Petrol meselesi niçin bu kadar önemli? Çünkü, kuzeyde her halükarda Türkiye üzerinden pompalanan Kürt petrolü, evvela Ankara’nın sonrasında ise Avrupa Birliği’nin (AB) enerjide Rusya’ya olan bağımlılığını azaltma ve Rusya’nın ekonomik gücüne bir darbe vurma potansiyeli taşıyor. NATO müttefiki olan Türkiye, yıllık petrol ihtiyacının %35’ini yıllık doğal gaz ihtiyacının ise %60’ını Rusya’dan karşılıyor. Avrupalılar da Rusya’ya bir o kadar bağımlı durumdalar. Brüksel’in, 2014 tarihli Enerji Güvenliği Stratejisi’nde bu durumun stratejik bir risk oluşturduğu bu yüzden de birincil hedef olarak, enerji alımlarının Moskova’dan başka yerlere kaydırılması gerekli görülmüştü. Fakat bu arada Rus petrolüne yalnızca Avrupalılar muhtaç değil. Rusların kendisi de muhtaç. Ruslar bu petrolü satmaya muhtaçlar. Çünkü, Rusya’nın ihracat gelirlerinin %70’ini enerji ihracatı teşkil ediyor. Bu da Rusya Federasyonu’nun genel bütçesinin yaklaşık %52’sine tekabül ediyor. Moskova’nın enerji sahasındaki en büyük müşterisi AB. Rusya’nın petrol ihracatının %84’ü, doğal gaz ihracatının da %76’sı Avrupa’ya.
Ortadaoğu’da ABD’ye stratejik terslikler oluşturacak olan güç IŞİD değil; olamaz da! Ama Tahran (ve Moskova), Washington’u Irak’taki çıkarlarından edecek gibi görünüyor.

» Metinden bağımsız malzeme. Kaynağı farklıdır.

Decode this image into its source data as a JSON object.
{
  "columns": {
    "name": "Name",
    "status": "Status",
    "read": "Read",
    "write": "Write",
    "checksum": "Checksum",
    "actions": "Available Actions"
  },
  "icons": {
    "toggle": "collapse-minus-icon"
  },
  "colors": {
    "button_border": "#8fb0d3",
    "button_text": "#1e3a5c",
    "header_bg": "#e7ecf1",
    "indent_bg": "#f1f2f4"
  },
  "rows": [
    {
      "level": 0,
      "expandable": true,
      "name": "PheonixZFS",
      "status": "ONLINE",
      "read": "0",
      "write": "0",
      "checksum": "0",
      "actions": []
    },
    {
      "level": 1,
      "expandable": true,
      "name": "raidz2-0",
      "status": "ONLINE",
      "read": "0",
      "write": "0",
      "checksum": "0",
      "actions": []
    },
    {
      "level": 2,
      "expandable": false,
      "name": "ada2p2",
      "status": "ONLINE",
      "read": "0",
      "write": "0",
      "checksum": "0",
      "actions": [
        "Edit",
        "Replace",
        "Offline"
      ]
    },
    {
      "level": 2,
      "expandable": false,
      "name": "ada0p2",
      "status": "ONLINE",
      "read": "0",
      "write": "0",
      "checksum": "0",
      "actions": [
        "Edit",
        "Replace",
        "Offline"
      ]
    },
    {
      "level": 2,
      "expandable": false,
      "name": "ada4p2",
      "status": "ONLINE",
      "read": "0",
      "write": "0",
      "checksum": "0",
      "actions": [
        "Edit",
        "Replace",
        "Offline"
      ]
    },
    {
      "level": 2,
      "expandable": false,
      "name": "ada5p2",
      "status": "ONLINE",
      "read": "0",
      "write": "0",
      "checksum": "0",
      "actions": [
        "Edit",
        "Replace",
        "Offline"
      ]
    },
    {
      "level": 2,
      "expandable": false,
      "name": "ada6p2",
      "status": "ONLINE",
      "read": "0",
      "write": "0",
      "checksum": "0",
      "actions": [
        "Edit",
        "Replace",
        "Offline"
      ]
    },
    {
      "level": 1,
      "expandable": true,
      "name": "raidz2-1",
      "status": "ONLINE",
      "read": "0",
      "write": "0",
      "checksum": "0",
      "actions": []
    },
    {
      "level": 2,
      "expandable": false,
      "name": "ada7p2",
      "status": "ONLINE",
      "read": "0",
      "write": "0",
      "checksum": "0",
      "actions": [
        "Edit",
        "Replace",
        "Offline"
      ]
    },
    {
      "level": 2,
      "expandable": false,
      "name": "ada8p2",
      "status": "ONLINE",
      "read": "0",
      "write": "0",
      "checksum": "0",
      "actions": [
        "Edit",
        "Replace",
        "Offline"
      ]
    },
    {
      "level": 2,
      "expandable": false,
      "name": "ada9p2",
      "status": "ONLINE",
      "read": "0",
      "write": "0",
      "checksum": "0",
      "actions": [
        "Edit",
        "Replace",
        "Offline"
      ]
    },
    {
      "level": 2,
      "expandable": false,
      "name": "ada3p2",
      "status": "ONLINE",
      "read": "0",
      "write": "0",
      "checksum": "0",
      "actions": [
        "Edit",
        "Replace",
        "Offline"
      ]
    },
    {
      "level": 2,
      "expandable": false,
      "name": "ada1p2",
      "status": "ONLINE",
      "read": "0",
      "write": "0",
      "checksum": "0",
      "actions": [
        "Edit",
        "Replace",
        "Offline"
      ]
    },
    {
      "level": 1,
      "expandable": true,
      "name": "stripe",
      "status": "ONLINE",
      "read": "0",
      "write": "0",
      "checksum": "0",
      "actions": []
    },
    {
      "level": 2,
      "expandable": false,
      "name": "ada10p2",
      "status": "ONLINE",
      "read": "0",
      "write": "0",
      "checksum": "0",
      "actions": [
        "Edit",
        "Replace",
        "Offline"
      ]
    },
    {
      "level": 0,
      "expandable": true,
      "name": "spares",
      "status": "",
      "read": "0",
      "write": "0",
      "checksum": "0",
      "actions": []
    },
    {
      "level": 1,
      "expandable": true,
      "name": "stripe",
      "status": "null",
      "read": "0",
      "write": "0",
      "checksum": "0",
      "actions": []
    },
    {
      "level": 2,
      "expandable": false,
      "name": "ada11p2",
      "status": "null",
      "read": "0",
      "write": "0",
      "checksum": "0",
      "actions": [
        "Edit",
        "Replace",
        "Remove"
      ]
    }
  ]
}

ABD’nin kararlı desteğiyle güçlendirilmiş bağımsız bir Kürdistan, Tahran’ın niyetlerini bozarak bu gidişatı engelleyebilir. Fakat bunu yapabilmek için bizim de biraz cesur olmamız gerekiyor. Gerçek dünyanın jeopolitiği şahsi çıkarlar üzerine kuruludur ve güce dayalıdır. Bu söz, kulağa pek insanice gelmiyor olabilir hatta yersiz de gelebilir. Fakat büyük milletleri büyük millet yapan, riskler karşısında sabrın tükendiği noktalarda kendilerini tutabilmeleri değildir yalnızca. Aynı zamanda iskarpinli müzakerecileri tozlu ayakkabılar giymiş sert oyuncularla karşılaştığında sergileyebildikleri iradedir.
26 Temmuz 2017
*Ernie Audino, Irak’ın kuzeyindeki Peşmerge’ye askeri eğitim veren ve danışmanlık yapan Tuğgeneral rütbesindeki tek komutan olma özelliğini halen üzerinde taşıyor. Audino, ordudan emekli olduktan sonra, Londra Siyaset Araştırmaları Merkezi’nde askeri uzman olarak görev yapmaya başladı.